Studio album by Country Joe McDonald
- Released: October 1971
- Genre: Rock, pop, country rock
- Length: 42:01
- Label: Vanguard (original release); One Way (reissue)
- Producer: Country Joe McDonald

Country Joe McDonald chronology
| Thinking of Woody Guthrie (1969) | War War War (1971) | Incredible! Live (1972) |

= War War War =

War War War is the third album by Country Joe McDonald. The lyrics for the songs on the album were based upon the poetry of Robert William Service (January 16, 1874 – September 11, 1958), who was sometimes referred to as "the Bard of the Yukon".

The album was released in October 1971 by Vanguard Records (VSD 79315) and reissued in February 1995 by One Way Records (OW 30995). Recording took place in Vanguard Studios located in New York City.

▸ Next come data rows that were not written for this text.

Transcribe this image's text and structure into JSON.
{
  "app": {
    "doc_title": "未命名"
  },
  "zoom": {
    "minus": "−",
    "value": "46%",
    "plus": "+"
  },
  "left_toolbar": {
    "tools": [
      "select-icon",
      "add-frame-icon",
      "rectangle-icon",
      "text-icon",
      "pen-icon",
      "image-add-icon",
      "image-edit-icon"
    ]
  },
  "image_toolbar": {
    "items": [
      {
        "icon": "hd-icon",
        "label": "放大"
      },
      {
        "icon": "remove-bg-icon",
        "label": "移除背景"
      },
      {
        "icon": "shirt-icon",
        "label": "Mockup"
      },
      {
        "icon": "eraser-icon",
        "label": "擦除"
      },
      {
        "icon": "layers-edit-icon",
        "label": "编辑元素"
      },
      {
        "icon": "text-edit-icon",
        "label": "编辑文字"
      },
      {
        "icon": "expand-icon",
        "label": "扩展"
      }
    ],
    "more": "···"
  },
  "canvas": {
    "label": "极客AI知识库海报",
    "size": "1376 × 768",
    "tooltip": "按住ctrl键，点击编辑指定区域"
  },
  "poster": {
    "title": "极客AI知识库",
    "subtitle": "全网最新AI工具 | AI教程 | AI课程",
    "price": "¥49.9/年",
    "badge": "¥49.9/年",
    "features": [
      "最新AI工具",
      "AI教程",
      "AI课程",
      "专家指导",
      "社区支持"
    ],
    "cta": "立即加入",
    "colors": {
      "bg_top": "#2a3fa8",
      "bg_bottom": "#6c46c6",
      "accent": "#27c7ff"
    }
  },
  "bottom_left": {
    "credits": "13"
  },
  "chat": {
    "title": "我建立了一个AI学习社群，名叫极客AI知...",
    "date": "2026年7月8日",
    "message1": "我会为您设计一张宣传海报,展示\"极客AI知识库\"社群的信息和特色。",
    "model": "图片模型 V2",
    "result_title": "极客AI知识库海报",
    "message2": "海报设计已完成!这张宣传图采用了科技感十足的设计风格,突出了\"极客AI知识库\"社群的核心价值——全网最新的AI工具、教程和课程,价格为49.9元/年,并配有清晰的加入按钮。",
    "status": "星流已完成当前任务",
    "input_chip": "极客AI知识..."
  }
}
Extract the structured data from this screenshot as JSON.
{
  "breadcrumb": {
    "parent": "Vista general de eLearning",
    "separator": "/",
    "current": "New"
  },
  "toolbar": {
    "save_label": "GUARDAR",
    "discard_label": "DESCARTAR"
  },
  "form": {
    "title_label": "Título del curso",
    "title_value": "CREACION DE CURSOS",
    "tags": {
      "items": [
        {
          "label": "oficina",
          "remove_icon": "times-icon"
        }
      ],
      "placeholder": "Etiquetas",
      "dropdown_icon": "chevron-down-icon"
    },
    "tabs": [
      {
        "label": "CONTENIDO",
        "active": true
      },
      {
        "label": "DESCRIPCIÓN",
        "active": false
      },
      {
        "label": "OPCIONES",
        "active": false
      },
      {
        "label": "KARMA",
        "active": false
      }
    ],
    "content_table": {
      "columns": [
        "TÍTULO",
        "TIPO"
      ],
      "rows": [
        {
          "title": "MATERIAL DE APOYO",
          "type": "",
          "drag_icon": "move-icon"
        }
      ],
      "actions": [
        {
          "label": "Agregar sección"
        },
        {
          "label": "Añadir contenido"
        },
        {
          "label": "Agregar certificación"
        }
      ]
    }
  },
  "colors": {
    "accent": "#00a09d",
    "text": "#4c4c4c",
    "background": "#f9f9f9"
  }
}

Because the album has been out of print for many years, Country Joe McDonald released a live album with the same track listing in 2007 called War War War Live.

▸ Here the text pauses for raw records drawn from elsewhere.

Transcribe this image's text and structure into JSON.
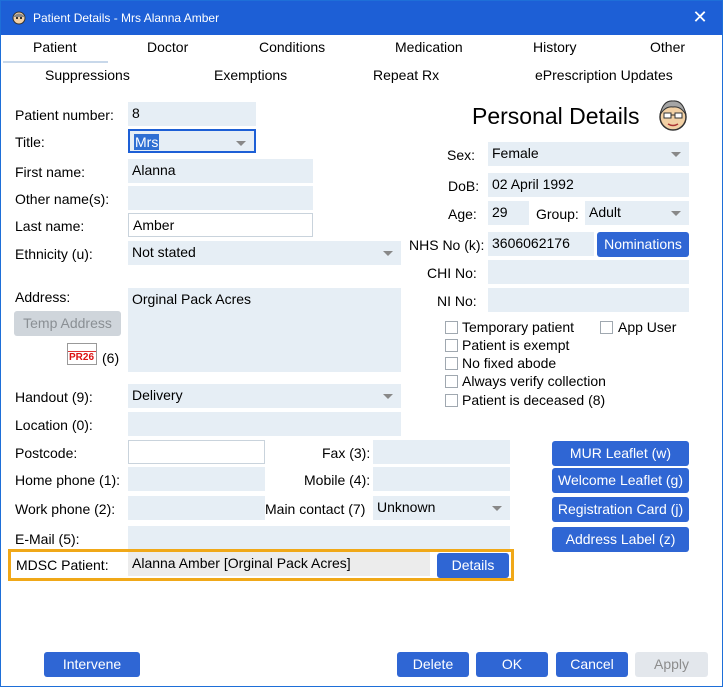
{
  "window": {
    "title": "Patient Details - Mrs Alanna Amber",
    "close_glyph": "✕"
  },
  "tabs_row1": [
    "Patient",
    "Doctor",
    "Conditions",
    "Medication",
    "History",
    "Other"
  ],
  "tabs_row2": [
    "Suppressions",
    "Exemptions",
    "Repeat Rx",
    "ePrescription Updates"
  ],
  "left": {
    "patient_number_label": "Patient number:",
    "patient_number": "8",
    "title_label": "Title:",
    "title_value": "Mrs",
    "first_name_label": "First name:",
    "first_name": "Alanna",
    "other_names_label": "Other name(s):",
    "other_names": "",
    "last_name_label": "Last name:",
    "last_name": "Amber",
    "ethnicity_label": "Ethnicity (u):",
    "ethnicity": "Not stated",
    "address_label": "Address:",
    "address": "Orginal Pack Acres",
    "temp_address_label": "Temp Address",
    "pr26_label": "PR26",
    "pr26_count": "(6)",
    "handout_label": "Handout (9):",
    "handout": "Delivery",
    "location_label": "Location (0):",
    "location": "",
    "postcode_label": "Postcode:",
    "postcode": "",
    "home_phone_label": "Home phone (1):",
    "home_phone": "",
    "work_phone_label": "Work phone (2):",
    "work_phone": "",
    "email_label": "E-Mail (5):",
    "email": "",
    "fax_label": "Fax (3):",
    "fax": "",
    "mobile_label": "Mobile (4):",
    "mobile": "",
    "main_contact_label": "Main contact (7)",
    "main_contact": "Unknown"
  },
  "right": {
    "heading": "Personal Details",
    "sex_label": "Sex:",
    "sex": "Female",
    "dob_label": "DoB:",
    "dob": "02 April 1992",
    "age_label": "Age:",
    "age": "29",
    "group_label": "Group:",
    "group": "Adult",
    "nhs_label": "NHS No (k):",
    "nhs": "3606062176",
    "nominations_label": "Nominations",
    "chi_label": "CHI No:",
    "chi": "",
    "ni_label": "NI No:",
    "ni": "",
    "checkboxes": [
      "Temporary patient",
      "Patient is exempt",
      "No fixed abode",
      "Always verify collection",
      "Patient is deceased (8)"
    ],
    "app_user_label": "App User"
  },
  "actions": [
    "MUR Leaflet (w)",
    "Welcome Leaflet (g)",
    "Registration Card (j)",
    "Address Label (z)"
  ],
  "mdsc": {
    "label": "MDSC Patient:",
    "value": "Alanna Amber [Orginal Pack Acres]",
    "details_label": "Details"
  },
  "footer": {
    "intervene": "Intervene",
    "delete": "Delete",
    "ok": "OK",
    "cancel": "Cancel",
    "apply": "Apply"
  }
}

McDonald performed "Jean Deprez" on the BBC in 1971. McDonald had put the poem to music years before he formed Country Joe and the Fish, and has said that it took him six years to be able to sing the song, about a young boy who tried to save a wounded French soldier, without crying.

==Reception==

The album reached number 185 on the 1971 Billboard pop albums chart in 1971.

Professional ratings
Review scores
| Source | Rating |
| AllMusic | Star |

==Track listing==
All tracks composed by Joe McDonald from the poems of Robert W. Service

| No. | Title | Length |
|---|---|---|
| 1. | "Forward" | 4:39 |
| 2. | "The Call" | 2:35 |
| 3. | "Young Fellow, My Lad" | 3:47 |
| 4. | "The Man from Athabaska " | 6:28 |
| 5. | "The Munition Maker" | 4:22 |
| 6. | "The Twins" | 1:53 |
| 7. | "Jean Desprez" | 9:48 |
| 8. | "War Widow" | 2:02 |
| 9. | "The March of the Dead" | 6:27 |

==Personnel==
- Country Joe McDonald - vocals, guitar, harmonica, tambourine, organ, vocal harmony, footstomping.